Recently, the firm has been co-counselling a start-up social enterprise that links international volunteers from around the world with micro-entrepreneurs in Africa, in order to help grow innovative businesses that create jobs, on how to best protect IP created by its employees, contractors and volunteers. Morrison & Foerster has been collaborating with its client Unisys on the project; as London-based associate Caroline Stakim explains, “The partnership has worked well and it has been great to have the input of in-house lawyers who are able to offer an alternative view and perspective on both the potential legal and non-legal issues that can arise.”
Pavel Klimov, general counsel for the UK and EMEA at Unisys explains working with law firms on projects provides “greater opportunities to engage in pro-bono work” and that “cooperation on these matters has always been very productive”. For the legal department, the experience is both “rewarding from the social perspective as well as… professionally interesting”.

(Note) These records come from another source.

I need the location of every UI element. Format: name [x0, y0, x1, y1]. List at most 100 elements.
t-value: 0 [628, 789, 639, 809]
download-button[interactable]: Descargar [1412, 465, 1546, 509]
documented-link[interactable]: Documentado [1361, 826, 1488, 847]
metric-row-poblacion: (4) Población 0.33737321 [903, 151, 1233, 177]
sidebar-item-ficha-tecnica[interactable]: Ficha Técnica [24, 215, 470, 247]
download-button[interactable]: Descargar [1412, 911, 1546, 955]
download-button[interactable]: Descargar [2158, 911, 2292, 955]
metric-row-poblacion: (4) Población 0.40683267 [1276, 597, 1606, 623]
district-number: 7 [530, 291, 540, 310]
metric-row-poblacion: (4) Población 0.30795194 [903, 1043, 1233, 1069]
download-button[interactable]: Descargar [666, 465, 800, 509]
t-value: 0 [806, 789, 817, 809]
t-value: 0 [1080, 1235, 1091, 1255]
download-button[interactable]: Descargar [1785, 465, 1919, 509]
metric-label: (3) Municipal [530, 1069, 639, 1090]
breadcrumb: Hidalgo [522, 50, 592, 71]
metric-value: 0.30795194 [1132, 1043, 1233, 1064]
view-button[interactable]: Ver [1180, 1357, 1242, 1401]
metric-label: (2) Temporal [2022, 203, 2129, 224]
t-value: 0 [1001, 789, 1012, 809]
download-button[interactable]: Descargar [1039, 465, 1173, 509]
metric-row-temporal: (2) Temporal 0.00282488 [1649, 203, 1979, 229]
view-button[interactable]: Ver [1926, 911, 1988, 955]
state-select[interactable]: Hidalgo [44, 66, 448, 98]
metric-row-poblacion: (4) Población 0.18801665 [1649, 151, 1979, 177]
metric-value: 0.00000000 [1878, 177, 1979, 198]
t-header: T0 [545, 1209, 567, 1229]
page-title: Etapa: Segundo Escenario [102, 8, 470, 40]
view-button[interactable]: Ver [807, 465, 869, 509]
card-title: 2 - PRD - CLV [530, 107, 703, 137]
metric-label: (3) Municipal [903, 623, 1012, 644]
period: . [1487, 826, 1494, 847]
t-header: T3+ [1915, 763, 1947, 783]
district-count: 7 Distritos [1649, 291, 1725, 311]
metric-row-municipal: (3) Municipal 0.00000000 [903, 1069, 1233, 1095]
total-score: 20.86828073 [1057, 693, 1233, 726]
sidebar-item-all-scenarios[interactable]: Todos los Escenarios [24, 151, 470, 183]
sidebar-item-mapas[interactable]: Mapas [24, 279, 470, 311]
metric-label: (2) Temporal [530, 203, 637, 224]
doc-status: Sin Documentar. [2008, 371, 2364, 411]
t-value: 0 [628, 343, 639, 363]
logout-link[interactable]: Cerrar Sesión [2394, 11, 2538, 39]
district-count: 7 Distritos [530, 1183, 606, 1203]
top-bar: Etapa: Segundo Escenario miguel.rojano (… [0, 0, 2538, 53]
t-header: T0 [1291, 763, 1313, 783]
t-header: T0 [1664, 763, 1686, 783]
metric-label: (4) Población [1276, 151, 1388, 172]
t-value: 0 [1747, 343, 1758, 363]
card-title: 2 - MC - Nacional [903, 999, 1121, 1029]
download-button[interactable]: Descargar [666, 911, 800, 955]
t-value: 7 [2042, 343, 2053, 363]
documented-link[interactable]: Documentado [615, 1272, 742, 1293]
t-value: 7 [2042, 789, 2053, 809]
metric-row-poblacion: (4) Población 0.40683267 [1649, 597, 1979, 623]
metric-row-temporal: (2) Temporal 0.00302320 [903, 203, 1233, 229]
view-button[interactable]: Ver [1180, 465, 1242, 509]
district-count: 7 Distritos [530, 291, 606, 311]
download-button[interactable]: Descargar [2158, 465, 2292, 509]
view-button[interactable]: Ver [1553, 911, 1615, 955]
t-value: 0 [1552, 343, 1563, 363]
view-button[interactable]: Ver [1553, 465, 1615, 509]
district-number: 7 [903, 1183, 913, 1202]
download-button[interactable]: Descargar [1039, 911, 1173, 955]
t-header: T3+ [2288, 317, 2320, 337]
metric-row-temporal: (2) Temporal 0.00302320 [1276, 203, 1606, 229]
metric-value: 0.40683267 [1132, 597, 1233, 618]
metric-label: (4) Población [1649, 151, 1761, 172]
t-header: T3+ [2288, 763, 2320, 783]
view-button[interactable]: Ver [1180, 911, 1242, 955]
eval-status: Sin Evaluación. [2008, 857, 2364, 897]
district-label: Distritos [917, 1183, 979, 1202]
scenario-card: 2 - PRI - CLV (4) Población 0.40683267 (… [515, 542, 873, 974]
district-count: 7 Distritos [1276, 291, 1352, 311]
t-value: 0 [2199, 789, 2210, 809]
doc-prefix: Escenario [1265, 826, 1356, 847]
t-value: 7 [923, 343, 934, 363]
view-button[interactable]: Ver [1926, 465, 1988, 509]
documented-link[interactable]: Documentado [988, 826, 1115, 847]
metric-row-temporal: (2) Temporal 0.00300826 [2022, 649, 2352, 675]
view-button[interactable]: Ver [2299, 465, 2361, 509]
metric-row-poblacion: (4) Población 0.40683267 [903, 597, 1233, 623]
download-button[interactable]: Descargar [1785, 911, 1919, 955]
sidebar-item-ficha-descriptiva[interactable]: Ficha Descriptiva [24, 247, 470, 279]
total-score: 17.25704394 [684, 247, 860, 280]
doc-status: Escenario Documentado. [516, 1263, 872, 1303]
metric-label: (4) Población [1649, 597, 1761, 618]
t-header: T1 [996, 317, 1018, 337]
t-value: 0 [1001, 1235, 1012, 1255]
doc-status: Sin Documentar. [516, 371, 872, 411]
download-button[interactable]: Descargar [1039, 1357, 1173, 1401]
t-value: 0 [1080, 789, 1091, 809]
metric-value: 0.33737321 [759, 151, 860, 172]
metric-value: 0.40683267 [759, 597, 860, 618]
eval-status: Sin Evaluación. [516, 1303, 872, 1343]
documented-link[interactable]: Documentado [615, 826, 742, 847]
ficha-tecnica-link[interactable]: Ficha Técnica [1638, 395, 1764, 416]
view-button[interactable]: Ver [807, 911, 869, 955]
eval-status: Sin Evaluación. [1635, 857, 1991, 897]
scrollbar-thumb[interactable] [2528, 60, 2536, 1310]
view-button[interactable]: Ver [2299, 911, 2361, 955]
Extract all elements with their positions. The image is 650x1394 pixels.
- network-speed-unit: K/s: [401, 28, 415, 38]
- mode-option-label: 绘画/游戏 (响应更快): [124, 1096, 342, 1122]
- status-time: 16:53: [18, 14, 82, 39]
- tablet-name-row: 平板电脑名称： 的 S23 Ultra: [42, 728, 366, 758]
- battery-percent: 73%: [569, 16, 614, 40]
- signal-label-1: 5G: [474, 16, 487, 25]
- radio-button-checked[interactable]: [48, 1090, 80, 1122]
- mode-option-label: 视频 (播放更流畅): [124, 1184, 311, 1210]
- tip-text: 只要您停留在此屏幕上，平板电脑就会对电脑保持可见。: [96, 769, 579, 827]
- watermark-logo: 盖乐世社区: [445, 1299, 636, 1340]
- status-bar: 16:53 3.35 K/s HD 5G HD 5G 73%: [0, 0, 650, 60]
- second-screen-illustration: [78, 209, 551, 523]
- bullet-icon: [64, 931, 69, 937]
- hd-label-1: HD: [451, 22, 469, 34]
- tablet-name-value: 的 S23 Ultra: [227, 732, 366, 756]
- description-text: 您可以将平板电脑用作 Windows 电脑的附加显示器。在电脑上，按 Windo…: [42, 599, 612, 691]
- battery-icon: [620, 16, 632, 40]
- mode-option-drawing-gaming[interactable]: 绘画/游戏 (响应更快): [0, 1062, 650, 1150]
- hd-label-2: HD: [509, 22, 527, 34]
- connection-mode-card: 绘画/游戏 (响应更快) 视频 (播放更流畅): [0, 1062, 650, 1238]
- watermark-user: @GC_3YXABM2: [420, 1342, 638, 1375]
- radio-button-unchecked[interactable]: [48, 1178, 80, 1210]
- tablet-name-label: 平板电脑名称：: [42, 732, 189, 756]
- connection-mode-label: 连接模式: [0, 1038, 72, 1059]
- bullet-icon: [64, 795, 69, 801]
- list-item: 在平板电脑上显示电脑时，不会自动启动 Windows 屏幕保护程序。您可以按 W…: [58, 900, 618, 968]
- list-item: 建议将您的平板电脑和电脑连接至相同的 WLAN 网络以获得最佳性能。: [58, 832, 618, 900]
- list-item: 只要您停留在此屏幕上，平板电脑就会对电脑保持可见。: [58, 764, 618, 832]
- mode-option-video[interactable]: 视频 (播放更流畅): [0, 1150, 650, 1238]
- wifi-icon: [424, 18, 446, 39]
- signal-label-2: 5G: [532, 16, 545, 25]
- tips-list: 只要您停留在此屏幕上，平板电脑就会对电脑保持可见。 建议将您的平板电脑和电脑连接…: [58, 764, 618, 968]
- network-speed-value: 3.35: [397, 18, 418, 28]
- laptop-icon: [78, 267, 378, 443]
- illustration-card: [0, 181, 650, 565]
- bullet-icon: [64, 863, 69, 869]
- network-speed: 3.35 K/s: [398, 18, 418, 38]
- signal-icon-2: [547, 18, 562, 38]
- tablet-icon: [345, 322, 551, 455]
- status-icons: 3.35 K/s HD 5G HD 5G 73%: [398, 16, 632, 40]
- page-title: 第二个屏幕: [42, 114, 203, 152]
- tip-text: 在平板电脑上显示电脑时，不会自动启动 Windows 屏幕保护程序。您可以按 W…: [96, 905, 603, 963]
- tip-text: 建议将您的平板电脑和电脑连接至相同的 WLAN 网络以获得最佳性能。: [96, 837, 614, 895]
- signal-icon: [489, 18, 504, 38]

For every practice, no matter its success, there are areas for improvement and further growth. For Morrison & Foerster the focus is on continuing to balance the pro bono practice with large-impact litigation cases, individual representation for poor people, non-litigation individual services, and transactional pro bono for non-profit organisations and social enterprises. For Brown, her personal goals are to “engage our transactional practices in pro bono work and to increase direct legal representation of low-income individuals”. She says, “Sophisticated and complex transactional pro bono matters are among the most challenging projects to identify.” But she adds: “The efforts made by some of the international clearing houses to engage private practice lawyers in helping social enterprises worldwide have been really helpful in providing these opportunities.” Increasing the involvement of offices outside of the US is also an aim whether that be in local projects or multi-office projects.
Returning to Brown’s own description of the practice, it is the “enduring and flexible” principles on which the practice is built that will see it move into the future with continued success leaving a lasting impact on the communities and individuals aided along the way.